Salmões selvagens percorrem distâncias significativamente maiores sob o efeito da cocaína, que, como outras substâncias, atinge rios e lagos através do esgoto. Um estudo conjunto, publicado em 20 de abril de 2026, por cientistas da Universidade Griffith, na Austrália, e da Universidade Sueca de Ciências Agrícolas, revela que peixes expostos à droga podem nadar até 12,3 quilômetros além do normal.
A pesquisa analisou o impacto da cocaína no movimento de peixes selvagens em seus habitats naturais. Cientistas capturaram 100 salmões do Atlântico no lago Vättern, na Suécia, e administraram cocaína e benzoilecgonina, um metabólito da droga. Posteriormente, rastrearam os movimentos dos animais.
Os resultados indicam que os salmões sob o efeito da droga percorreram uma distância 1,9 vez maior em comparação com aqueles não expostos. A substância os levou a viajar até 12,3 quilômetros mais longe, conforme detalhado no estudo.
Preocupação Ambiental e Aumento do Uso de Cocaína
Marcus Michelangeli, do Instituto de Rios Australianos da Universidade Griffith, expressou preocupação com as descobertas. “Qualquer mudança antinatural no comportamento dos animais é motivo de preocupação”, declarou ele ao canal australiano ABC.
Michelangeli também alertou para a crescente contaminação dos ecossistemas aquáticos. “Estamos encontrando em nossos rios concentrações cada vez maiores não apenas de drogas ilícitas, mas de todo tipo de produtos farmacêuticos”, afirmou.
O uso global de cocaína tem crescido. A Organização das Nações Unidas (ONU) registrou que quase 25 milhões de pessoas utilizaram a droga em 2023. Essa substância é frequentemente detectada em cursos de água ao redor do mundo.

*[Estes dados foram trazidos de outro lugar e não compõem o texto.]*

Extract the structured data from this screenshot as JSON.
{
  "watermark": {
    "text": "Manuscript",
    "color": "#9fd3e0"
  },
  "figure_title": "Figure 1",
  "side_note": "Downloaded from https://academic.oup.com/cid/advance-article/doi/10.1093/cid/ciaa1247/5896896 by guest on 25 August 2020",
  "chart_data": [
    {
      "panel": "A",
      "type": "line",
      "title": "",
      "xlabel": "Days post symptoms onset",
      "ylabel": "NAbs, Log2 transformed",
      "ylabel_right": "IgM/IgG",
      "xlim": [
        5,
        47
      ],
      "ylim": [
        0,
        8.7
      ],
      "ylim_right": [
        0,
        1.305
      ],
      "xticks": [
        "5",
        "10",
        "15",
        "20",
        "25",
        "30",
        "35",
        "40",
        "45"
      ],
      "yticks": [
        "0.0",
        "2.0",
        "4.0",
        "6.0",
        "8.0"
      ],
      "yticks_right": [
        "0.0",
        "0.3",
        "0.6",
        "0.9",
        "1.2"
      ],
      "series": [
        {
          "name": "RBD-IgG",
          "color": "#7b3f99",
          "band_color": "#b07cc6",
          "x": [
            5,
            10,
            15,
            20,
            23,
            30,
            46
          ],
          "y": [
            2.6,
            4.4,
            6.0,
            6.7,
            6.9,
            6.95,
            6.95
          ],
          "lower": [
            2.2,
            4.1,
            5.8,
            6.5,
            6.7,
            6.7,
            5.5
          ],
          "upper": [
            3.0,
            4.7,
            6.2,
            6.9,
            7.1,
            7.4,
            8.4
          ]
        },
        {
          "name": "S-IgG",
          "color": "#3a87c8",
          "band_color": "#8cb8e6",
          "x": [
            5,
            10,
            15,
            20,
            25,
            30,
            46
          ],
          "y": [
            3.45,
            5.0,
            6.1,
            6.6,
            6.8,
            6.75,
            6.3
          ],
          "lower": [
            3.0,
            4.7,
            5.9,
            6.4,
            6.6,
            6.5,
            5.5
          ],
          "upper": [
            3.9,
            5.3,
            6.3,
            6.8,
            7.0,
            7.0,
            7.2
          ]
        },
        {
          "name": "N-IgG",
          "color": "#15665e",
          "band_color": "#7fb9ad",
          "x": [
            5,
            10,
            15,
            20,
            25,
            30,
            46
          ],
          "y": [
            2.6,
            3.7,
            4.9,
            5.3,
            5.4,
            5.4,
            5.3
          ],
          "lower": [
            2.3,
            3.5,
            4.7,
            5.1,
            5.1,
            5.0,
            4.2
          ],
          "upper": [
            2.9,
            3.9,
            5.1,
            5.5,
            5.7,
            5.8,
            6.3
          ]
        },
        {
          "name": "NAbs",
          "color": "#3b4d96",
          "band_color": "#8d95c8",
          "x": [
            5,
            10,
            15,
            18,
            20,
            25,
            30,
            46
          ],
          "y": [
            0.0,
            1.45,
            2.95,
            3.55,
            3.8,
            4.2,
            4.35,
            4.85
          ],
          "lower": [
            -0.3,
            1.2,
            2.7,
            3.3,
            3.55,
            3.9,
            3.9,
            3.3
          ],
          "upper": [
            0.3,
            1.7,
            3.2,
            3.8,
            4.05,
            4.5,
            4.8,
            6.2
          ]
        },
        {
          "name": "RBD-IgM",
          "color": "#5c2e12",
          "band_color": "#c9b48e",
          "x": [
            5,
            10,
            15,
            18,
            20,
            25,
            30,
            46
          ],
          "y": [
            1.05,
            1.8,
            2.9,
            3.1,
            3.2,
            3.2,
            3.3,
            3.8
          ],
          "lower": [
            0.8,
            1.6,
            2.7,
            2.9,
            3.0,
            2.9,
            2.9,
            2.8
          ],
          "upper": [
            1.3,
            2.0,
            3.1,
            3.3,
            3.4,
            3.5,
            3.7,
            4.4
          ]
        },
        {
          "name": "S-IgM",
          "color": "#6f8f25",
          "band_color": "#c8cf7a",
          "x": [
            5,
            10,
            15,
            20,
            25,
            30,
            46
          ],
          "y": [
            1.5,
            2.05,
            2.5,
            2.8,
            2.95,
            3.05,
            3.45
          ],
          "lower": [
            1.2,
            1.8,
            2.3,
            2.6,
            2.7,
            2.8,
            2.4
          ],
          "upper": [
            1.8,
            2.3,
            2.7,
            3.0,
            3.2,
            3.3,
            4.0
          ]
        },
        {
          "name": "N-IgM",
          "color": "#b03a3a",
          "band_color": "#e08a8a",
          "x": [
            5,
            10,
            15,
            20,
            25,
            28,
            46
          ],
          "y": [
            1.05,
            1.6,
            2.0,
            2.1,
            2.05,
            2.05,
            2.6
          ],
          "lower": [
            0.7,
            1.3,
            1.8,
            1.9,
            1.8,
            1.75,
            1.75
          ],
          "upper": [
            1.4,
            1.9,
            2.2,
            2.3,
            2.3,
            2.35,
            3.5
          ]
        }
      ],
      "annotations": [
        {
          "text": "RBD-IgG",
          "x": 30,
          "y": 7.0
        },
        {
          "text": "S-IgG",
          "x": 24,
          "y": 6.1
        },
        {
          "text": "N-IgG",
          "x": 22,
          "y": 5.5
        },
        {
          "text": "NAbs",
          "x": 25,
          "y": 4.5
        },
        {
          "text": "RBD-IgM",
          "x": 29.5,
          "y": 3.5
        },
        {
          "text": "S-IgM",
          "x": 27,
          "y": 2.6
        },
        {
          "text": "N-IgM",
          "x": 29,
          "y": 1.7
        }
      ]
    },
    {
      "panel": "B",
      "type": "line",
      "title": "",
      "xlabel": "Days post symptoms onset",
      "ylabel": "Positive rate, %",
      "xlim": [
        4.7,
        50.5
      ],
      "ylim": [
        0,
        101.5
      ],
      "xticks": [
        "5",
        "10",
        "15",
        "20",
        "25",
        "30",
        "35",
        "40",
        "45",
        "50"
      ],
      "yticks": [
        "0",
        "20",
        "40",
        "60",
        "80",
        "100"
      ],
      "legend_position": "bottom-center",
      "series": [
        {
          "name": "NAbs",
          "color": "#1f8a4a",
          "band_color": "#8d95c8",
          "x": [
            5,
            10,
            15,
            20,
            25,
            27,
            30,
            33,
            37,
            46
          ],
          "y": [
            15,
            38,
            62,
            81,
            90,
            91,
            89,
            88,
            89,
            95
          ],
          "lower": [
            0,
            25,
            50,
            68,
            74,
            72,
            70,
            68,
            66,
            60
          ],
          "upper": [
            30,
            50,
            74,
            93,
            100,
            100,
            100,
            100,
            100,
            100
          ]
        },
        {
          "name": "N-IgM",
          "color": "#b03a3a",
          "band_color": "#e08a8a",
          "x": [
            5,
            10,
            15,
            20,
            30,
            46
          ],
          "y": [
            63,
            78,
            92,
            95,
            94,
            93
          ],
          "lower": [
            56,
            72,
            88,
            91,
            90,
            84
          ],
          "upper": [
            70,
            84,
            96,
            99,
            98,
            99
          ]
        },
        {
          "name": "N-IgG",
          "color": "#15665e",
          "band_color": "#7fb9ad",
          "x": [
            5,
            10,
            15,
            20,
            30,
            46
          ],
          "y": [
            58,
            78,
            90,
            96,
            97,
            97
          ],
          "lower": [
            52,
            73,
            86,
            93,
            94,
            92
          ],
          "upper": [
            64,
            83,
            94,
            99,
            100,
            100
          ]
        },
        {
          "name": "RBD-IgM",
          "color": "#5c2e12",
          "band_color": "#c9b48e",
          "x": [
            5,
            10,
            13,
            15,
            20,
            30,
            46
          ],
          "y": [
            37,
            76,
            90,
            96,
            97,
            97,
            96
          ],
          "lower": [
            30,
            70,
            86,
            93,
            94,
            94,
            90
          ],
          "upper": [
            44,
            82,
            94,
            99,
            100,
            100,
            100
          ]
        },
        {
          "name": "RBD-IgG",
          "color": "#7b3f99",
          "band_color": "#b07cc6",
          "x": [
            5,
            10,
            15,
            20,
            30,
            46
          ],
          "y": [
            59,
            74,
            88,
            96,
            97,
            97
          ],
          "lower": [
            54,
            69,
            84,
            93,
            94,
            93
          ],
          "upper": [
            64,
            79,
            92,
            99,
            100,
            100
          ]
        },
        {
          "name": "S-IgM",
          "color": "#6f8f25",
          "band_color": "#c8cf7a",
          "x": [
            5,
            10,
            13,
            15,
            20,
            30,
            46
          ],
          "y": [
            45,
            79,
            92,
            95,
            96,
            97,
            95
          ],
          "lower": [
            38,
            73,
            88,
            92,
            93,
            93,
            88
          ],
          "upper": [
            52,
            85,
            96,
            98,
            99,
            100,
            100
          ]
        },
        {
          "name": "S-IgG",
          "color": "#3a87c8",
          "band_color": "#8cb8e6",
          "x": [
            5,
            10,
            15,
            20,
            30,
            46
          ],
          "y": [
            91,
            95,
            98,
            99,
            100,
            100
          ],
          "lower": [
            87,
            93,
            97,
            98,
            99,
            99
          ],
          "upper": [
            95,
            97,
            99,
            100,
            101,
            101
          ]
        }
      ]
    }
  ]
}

Cientistas alertam que a contaminação de águas por drogas comuns representa “um risco grande e crescente para a biodiversidade”.
Para o professor Michael Bertram, da Universidade Sueca de Ciências Agrícolas, o estudo sublinha a urgência de aprimorar o tratamento e o monitoramento do esgoto. “Nosso estudo indica que as drogas não são apenas uma questão social, mas também um desafio ambiental”, concluiu Bertram.